As diferentes sociedades têm diferentes formas de reprimir e banir o mal existente no seu seio. Apesar de o mandamento ser contra o assassinato, Deus permitira à comunidade israelita, especialmente às autoridades máximas, proferir uma sentença de morte para os que cometiam alguns tipos de crimes ou pecados. Paulo falou sobre a autoridade que Deus dava aos dirigentes públicos para administrarem tais execuções de juízo (Romanos 13:3-4). O mandamento “não matarás” era aplicado a todos os homens individualmente, enquanto as ordenanças de execução eram dadas coletivamente. A regularização da pena de morte não autoriza a arbitrariedade homicida de um indivíduo. Mesmo atualmente, nas sociedades modernas onde é regularizada a pena de morte, acontece assim. Não é uma pessoa que decide a morte da outra, para alimentar os seus sentimentos maus. É o sistema que determina a morte do criminoso, com dor no coração por precisar fazer o que se deve ser feito. Não é vingança, e sim, o trabalho de um sistema judicial. Em tal sistema, as pessoas da parte inocente e ofendida não têm o poder de decidir nada em relação ao condenado. Quem decide é a lei. E essa moldura de execução protege a própria pessoa de praticar os problemas que estão por trás do sexto mandamento.
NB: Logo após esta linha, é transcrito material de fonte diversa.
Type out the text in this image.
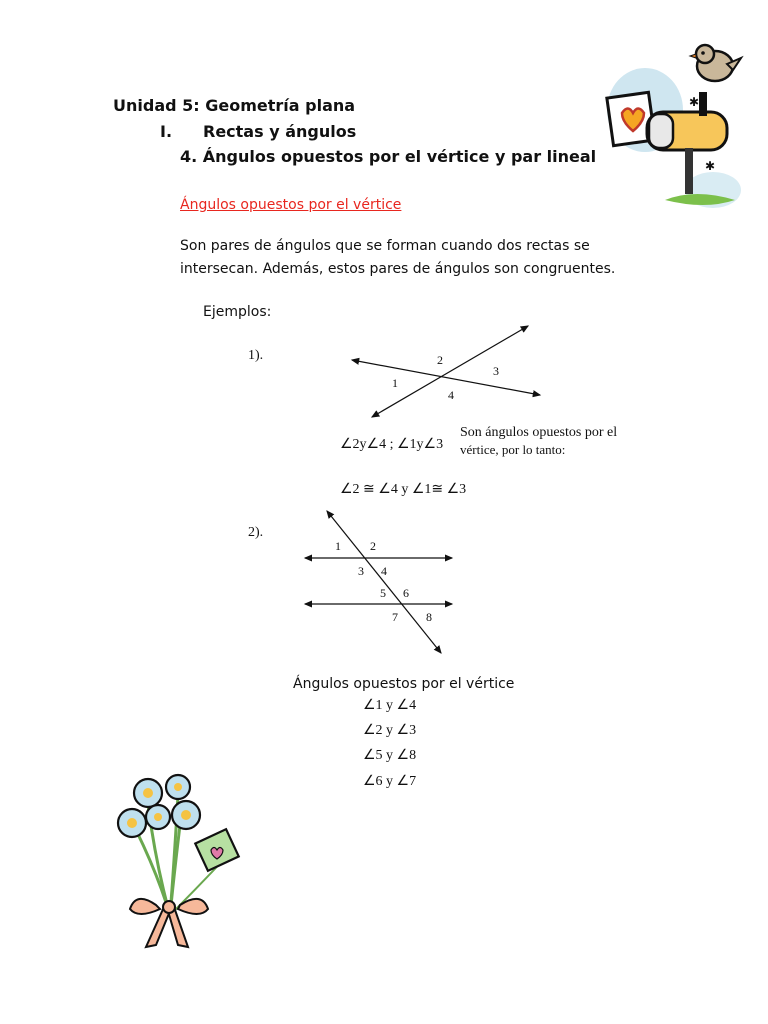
Unidad 5: Geometría plana
I. Rectas y ángulos
4. Ángulos opuestos por el vértice y par lineal
Ángulos opuestos por el vértice
Son pares de ángulos que se forman cuando dos rectas se
intersecan. Además, estos pares de ángulos son congruentes.
Ejemplos:
1).
1
2
3
4
∠2y∠4 ; ∠1y∠3
Son ángulos opuestos por el
vértice, por lo tanto:
∠2 ≅ ∠4 y ∠1≅ ∠3
2).
1 2
3 4
5 6
7 8
Ángulos opuestos por el vértice
∠1 y ∠4
∠2 y ∠3
∠5 y ∠8
∠6 y ∠7
✱
✱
Você e eu, como pessoas físicas, não temos como decidir sobre os modelos judiciários a serem adotados ou não na sociedade em que estamos inseridos. Mas como indivíduos, podemos entender que o sexto mandamento preocupa-se com a possibilidade de haver ódio em nosso coração, se nós desejarmos que a vida do próximo seja arruinada. Isso fica mais esclarecido no Novo Testamento, quando Jesus, sem dar um posicionamento específico sobre a pena capital, por não estar decidindo nada em nível de sociedade, dirigiu-se a indivíduos e disse que “todo aquele que sem motivo se irar contra seu irmão estará sujeito a julgamento.” Pois não devemos alimentar o ódio nem a vingança no nosso coração. “Ouvistes que foi dito: Olho por olho, dente por dente. Eu, porém, vos digo: não resistais ao perverso; mas, a qualquer que te ferir na face direita, volta-lhe também a outra” (Mateus 5:22, 38-39 - RA).
Um homicídio começa no coração daquele que odeia as pessoas. Deus valoriza a vida e desagrada-se de qualquer indício de raiva, vingança ou rejeição (1 João 3:15).
Portanto, independentemente dos moldes que os nossos tribunais de justiça adotem para banir o mal, como pessoas, podemos decidir pela paz e pelo bem.